Well, reverend sir, before proclaiming the cruelty of the Belgians, before asserting, from the vantage of the pulpit of Truth, that Serbia and Egypt have declared war on Germany, a little circumspection and critical sense would not have been out of place!
Let us also cite the sermon preached on the 9th August, in the synagogue of Schwerin, by Dr. S. Silberstein, rabbi of the Grand Duchy of Mecklenburg-Schwerin. "They have forced us to put our hand to the sword; we execrate the perfidy with which our enemies are fighting us; we wish to ward off the danger that threatens us in honourable combat." So the Jewish rabbis knew as early as the 9th August that it was Germany that had been attacked, and that the other nations were forgers!
Useless to prolong the series.... We should be only repeating ourselves; for all the preachers, of whatever confession, repeat the same lesson, almost in the same words: "The war which has been forced upon us ... our treacherous enemies ... our loyal allies ... the cruel Belgians ... our excellent soldiers, allying goodness to bravery ... our heroic leaders...."
B.—Untruthfulness.
To describe frankly and completely the attitude of the Germans in Belgium during the present war, without speaking of their duplicity, would be an impossible task; so that the reader must not be surprised that on every page of our record we have pinned down at least one lie. We must not forget that modern Germany follows the examples of Bismarck, and that Bismarck himself proclaimed that he had caused the outbreak of the war of 1870 by a skilful falsification of a Government despatch. At the time of the centenary of the Iron Chancellor's birth—the 1st April, 1915—the German newspapers gave their lyric enthusiasm a loose rein; but none of the endless dithyrambics consecrated to the glorification of the Great Man contained a single word of blame for the forgery itself—abominable as it was—nor for the ostentatious impudence with which its author confessed it.

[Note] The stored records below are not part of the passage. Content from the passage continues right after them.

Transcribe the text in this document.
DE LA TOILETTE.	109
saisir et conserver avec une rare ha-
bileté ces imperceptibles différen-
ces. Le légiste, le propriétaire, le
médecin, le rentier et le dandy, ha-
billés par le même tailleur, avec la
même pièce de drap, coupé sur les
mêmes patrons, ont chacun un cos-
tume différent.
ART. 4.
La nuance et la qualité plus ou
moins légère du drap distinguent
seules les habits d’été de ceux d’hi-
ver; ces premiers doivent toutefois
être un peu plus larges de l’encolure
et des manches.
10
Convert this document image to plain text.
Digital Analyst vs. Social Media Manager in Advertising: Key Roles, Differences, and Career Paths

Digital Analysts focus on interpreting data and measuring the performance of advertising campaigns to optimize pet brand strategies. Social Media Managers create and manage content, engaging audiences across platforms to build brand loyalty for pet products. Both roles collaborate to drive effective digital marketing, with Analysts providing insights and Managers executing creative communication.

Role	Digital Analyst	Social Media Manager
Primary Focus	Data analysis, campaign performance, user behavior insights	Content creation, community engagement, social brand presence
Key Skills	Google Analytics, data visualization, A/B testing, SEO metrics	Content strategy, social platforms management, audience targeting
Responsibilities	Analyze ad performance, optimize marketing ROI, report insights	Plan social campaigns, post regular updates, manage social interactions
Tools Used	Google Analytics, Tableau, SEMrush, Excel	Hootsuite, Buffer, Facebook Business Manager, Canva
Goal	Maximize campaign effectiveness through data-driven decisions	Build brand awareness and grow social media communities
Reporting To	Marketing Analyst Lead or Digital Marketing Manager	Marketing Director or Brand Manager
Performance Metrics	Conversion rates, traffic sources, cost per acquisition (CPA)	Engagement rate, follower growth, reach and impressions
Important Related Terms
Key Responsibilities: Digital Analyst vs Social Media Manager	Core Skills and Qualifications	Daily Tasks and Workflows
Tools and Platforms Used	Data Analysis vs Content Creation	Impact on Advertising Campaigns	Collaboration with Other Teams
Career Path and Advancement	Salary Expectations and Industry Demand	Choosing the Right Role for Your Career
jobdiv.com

What honesty can we expect in a people which praises to the skies a forger because he was a forger, and a forger proud of his skill!
1. A Few Lies.
Number 50 of Die Wochenschau (1914, p. 1588) contains a photograph in which we see sailors loading a gun installed among sand-hills. The inscription underneath (translated from the German) reads: "Belgian gun, captured and served by German sailors on the coast of the Channel." The Channel! The Germans have never been there: they did set out, full of enthusiasm, for Calais, and then the shore of the Channel, and then London. But in that direction they never got farther than Lombartzyde, on the right bank of the Yser. But they prefer to let it be believed that they command the Channel, so they have chosen the Channel coast for the site of their gun—on paper. Then this "Belgian gun" is of a curious type for a piece of Belgian artillery; our guns have a rectangular shield, while the shield of the German guns is round—just like that in the photograph! Finally, one may ask what the gunners are aiming at on this seashore, with their small gun? Certainly not one of the English vessels bombarding the Belgian coast, for these lie much too far out to sea; perhaps the Germans are amusing themselves by firing shells at the shrimpers, to repeat their memorable exploit of the 8th September, 1914? Well, that makes three flagrant lies to one single photograph!
Number 15 of Die Wochenschau (1915) gives on page 463 a view of the interior of the Palais de Justice in Brussels. Here is the description—a French translation is given: "German soldiers in the hall of the Assize Court in the Palais de Justice of Brussels. Brussels having become the seat of the German General Government for Belgium, has naturally a strong garrison and a very animated military life. The famous Palais de Justice on the Place Poelaert also houses a great number of soldiers. Nothing is more singular than the picture presented by this imposing and luxurious building with the new inmates in 'campaigning grey' who are installed there. A thousand precautions are taken so that nothing shall be spoiled; and while wherever the enemy has trodden on German soil it will be necessary to work for a long time rebuilding the buildings he has destroyed, no one will perceive, who sees the superb halls of the Palais de Justice in Brussels, that the German soldiers are billeted there."
To understand the full beauty of this pleasantry one has only to look at the picture. One sees there the linen which these soldiers are drying on clotheslines stretched across the "luxurious hall"; this, apparently, is one of the "thousand precautions" taken in order that nothing may be spoiled.